To solve the problem of how much the momentum of a body changes when its kinetic energy changes by 20%, we can follow these steps: ### Step-by-Step Solution: 1. **Understand the Relationship Between Kinetic Energy and Momentum**: The kinetic energy (KE) of a body is given by the formula: \[ KE = \frac{P^2}{2m} \] where \( P \) is the momentum and \( m \) is the mass of the body. From this, we can see that kinetic energy is directly proportional to the square of momentum: \[ KE \propto P^2 \] 2. **Express Momentum in Terms of Kinetic Energy**: From the relationship above, we can express momentum in terms of kinetic energy: \[ P \propto \sqrt{KE} \] 3. **Define Initial and Final Kinetic Energy**: Let the initial kinetic energy be \( K \).
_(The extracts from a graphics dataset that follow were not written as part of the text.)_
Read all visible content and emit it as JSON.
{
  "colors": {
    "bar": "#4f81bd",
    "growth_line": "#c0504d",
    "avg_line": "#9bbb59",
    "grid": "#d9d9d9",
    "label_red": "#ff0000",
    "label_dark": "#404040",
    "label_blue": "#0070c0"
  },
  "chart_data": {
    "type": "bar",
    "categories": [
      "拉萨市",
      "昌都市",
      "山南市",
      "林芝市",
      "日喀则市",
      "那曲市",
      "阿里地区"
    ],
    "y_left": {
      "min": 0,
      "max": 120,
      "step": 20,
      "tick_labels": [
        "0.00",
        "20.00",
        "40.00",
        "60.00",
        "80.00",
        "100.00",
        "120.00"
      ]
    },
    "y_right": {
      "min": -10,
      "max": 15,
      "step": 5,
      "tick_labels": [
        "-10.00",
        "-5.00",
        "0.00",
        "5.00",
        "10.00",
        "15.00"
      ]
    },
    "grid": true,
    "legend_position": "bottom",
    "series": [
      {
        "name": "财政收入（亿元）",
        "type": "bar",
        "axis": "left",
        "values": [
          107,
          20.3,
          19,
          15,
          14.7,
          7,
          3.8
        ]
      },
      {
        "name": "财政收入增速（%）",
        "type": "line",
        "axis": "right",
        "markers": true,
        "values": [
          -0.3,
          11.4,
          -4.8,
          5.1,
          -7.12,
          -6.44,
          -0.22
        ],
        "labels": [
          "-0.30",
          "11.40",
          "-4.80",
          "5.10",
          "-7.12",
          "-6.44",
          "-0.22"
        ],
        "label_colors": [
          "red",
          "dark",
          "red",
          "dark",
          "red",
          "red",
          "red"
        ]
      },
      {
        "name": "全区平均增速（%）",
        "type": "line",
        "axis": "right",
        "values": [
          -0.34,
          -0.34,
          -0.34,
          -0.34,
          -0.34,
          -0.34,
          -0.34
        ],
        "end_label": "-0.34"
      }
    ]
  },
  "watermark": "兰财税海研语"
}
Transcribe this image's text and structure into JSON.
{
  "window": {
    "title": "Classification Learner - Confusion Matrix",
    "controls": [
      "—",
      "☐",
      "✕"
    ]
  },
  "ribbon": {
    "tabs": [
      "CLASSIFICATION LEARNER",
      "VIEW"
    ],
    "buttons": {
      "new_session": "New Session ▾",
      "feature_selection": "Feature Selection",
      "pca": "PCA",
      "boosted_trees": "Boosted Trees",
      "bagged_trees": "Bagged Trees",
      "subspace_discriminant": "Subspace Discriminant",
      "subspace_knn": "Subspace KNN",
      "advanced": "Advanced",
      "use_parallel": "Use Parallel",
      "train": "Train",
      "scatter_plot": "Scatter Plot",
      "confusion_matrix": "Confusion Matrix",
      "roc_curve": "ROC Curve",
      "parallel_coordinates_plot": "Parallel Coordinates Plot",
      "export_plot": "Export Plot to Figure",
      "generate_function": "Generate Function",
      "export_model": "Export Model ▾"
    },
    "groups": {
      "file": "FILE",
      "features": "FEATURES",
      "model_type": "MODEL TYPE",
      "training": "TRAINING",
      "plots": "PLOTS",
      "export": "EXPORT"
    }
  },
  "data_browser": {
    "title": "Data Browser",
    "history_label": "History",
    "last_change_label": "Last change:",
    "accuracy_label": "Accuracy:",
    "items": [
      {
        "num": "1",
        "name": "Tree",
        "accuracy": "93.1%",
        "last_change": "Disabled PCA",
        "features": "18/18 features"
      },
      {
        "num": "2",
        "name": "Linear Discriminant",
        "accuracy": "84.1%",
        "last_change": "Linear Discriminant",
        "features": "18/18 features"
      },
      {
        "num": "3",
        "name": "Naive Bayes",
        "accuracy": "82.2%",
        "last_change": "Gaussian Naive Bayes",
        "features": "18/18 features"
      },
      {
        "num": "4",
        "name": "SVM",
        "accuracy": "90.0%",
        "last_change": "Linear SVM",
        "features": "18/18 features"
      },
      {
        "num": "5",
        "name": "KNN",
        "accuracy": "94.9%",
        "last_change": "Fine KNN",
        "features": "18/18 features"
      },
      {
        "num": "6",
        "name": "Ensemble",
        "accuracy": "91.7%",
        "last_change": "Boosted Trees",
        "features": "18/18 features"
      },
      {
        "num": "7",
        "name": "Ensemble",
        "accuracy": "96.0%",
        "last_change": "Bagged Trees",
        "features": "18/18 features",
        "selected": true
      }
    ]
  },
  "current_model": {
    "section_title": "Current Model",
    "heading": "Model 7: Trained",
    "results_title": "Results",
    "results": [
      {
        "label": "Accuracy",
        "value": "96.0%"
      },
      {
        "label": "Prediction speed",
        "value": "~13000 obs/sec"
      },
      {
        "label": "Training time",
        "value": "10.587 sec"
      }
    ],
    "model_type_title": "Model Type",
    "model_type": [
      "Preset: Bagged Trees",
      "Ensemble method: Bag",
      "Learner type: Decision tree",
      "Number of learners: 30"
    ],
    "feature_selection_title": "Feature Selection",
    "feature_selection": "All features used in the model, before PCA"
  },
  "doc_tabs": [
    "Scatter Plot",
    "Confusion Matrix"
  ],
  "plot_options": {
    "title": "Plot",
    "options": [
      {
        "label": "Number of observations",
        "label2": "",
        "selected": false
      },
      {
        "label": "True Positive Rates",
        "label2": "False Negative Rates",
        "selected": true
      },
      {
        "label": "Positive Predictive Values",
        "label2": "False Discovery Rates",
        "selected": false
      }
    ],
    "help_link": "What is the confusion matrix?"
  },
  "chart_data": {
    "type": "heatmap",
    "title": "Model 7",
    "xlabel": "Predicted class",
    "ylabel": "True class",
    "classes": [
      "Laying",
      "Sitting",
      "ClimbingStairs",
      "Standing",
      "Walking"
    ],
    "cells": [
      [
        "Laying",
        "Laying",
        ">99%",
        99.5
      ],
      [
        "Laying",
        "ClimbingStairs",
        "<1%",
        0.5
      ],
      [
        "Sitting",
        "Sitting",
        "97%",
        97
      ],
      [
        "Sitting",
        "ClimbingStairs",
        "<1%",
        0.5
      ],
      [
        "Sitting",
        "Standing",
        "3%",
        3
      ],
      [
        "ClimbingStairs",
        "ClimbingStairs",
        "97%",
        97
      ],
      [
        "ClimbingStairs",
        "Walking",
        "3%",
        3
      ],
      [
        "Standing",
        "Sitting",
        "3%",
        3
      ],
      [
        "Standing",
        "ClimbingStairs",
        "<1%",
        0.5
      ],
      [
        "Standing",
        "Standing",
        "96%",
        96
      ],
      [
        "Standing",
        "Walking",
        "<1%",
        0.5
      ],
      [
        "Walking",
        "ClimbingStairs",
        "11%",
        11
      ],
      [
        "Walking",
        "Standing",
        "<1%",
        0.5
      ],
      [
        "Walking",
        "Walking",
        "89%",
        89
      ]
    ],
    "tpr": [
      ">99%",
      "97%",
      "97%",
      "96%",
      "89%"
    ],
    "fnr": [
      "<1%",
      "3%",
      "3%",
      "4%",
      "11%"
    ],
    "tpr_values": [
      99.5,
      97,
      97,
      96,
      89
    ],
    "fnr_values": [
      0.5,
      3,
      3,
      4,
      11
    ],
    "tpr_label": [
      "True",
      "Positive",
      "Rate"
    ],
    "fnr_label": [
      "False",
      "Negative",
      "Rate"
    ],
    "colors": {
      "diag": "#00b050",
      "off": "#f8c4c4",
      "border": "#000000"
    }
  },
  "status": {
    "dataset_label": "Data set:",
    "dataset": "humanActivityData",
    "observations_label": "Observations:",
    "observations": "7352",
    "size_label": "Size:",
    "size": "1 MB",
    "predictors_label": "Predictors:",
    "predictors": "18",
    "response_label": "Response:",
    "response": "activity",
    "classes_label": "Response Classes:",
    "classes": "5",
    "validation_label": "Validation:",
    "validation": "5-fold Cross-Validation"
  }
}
If the kinetic energy changes by 20%, the final kinetic energy \( K' \) can be expressed as: \[ K' = K + 0.2K = 1.2K \] 4. **Calculate Initial and Final Momentum**: Using the relationship \( P \propto \sqrt{KE} \): - Initial momentum \( P_1 \) is proportional to \( \sqrt{K} \): \[ P_1 = k \sqrt{K} \] - Final momentum \( P_2 \) is proportional to \( \sqrt{K'} \): \[ P_2 = k \sqrt{1.2K} = k \sqrt{1.2} \sqrt{K} \] 5. **Find the Change in Momentum**: The change in momentum \( \Delta P \) can be calculated as: \[ \Delta P = P_2 - P_1 = k \sqrt{1.2} \sqrt{K} - k \sqrt{K} \] Factoring out \( k \sqrt{K} \): \[ \Delta P = k \sqrt{K} (\sqrt{1.2} - 1) \] 6. **Calculate the Percentage Change in Momentum**: The percentage change in momentum is given by: \[ \text{Percentage Change} = \frac{\Delta P}{P_1} \times 100 \] Substituting \( P_1 \): \[ \text{Percentage Change} = \frac{k \sqrt{K} (\sqrt{1.2} - 1)}{k \sqrt{K}} \times 100 = (\sqrt{1.2} - 1) \times 100 \] 7. **Calculate \( \sqrt{1.2} \)**: We can approximate \( \sqrt{1.2} \): \[ \sqrt{1.2} \approx 1.095 \] Therefore: \[ \sqrt{1.2} - 1 \approx 0.095 \] 8. **Final Calculation**: Thus, the percentage change in momentum is: \[ \text{Percentage Change} \approx 0.095 \times 100 \approx 9.5\% \] ### Conclusion: The momentum of the body changes by approximately **9.5%**, which can be rounded to **10%**.